Mike Finn and Nolan Skipper from Buffalo’s Department of Public Works, Parks and Streets said Friday that pedestrians may use sidewalks on both sides of Allen in the construction zone, but the sidewalk passageway on the south side is wider and preferred. Businesses in the thick of the construction zone, including bar-restaurants Allen Burger Venture, Gabriel’s Gate and Frizzy’s, are listed at each end of the blocked-off area and will be open for the festival.
Harrington-Lippman said there was initial concern during festival planning that the three-year construction project would create more hurdles for the festival, but that has not transpired. “It really won’t have a big effect,” she said.
The president did mention that a fan-favorite, veteran exhibitor – sculptor Richard Kolb from Louisville, Ky. – would have to relocate his booth due to construction. He will now be stationed near the Allen and Franklin intersection.
“One of the joys is to be able to come and see an artist they’ve seen for many years,” Harrington-Lippman said. “Many become friends when they see them year after year.”
Harrington-Lippman said a new wave of exhibitors will take part this year, not surprising given the three years between festivals. The president said that while there’s still a blend of ages, roughly 30 new artists – many of them younger – have been selected to take part in the festival, replacing a slew of now-retired artists.
The participants, organized by type of art at allentownartfestival.com, are mostly from the U.S. and Canada, with more than half from New York State. As usual, the festival is adjudicated, with 12 awards determined by a panel of judges. Harrington-Lippman believes this year marks the first time an artist from South Africa has taken part, with painter Freddy Tutu Ncube joining the fray.
In evaluating applicants’ artwork, Harrington-Lippman was impressed by the quality of submissions across several mediums following the pandemic hiatus. In other words, time away from the festival path hasn’t led to artistic stagnancy.
“There’s an expression of what’s been going on in the past two years,” she said, “a tremendous amount of creativity in people.”
Food and drink vendors will be scattered throughout the festival, and a new program of live jazz music will kick off outside the Theodore Roosevelt Inaugural Site from 2 to 5 p.m. both days, with the Bobby Militello Quartet playing Saturday and Star People on Sunday.
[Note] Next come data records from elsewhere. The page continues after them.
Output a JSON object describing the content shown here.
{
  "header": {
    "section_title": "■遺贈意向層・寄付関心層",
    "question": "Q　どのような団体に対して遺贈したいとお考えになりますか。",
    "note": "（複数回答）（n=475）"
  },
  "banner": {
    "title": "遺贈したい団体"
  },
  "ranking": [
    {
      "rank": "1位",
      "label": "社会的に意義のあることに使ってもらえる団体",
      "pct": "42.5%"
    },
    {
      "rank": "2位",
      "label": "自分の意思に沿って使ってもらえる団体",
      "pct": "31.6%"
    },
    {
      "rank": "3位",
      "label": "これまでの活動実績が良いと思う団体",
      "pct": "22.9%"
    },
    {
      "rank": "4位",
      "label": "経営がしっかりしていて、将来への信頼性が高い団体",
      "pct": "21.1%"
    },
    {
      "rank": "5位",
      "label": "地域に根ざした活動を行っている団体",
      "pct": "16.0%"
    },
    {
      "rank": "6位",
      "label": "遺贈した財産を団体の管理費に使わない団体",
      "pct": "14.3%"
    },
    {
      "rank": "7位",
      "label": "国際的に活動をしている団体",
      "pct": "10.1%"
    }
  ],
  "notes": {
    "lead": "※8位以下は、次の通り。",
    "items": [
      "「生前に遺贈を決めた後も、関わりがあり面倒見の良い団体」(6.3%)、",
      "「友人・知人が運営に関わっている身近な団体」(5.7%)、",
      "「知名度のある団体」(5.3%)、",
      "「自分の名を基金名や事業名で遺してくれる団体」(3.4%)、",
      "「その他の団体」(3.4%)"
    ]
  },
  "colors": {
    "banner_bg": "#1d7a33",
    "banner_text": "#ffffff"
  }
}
For the Allen West Art Festival, which runs 10 a.m. to 6 p.m. Saturday and Sunday, 119 artists and vendors will present side-by-side, with buskers comprising a violinist, clarinetist and accordion player creating a lively atmosphere. Jonathan White, organizer and co-founder of Allen West, also praised the city – particularly Skipper and project manager Alex Bullers – for its communication, completion of sewer work and paving of the festival stretch between Elmwood and Wadsworth in time for the festival to occur.
“It feels like two years of remarkable destruction of our societal norms by the pandemic has now subsided,” White said. “We want to welcome people and make them feel like this is the way life was prior.”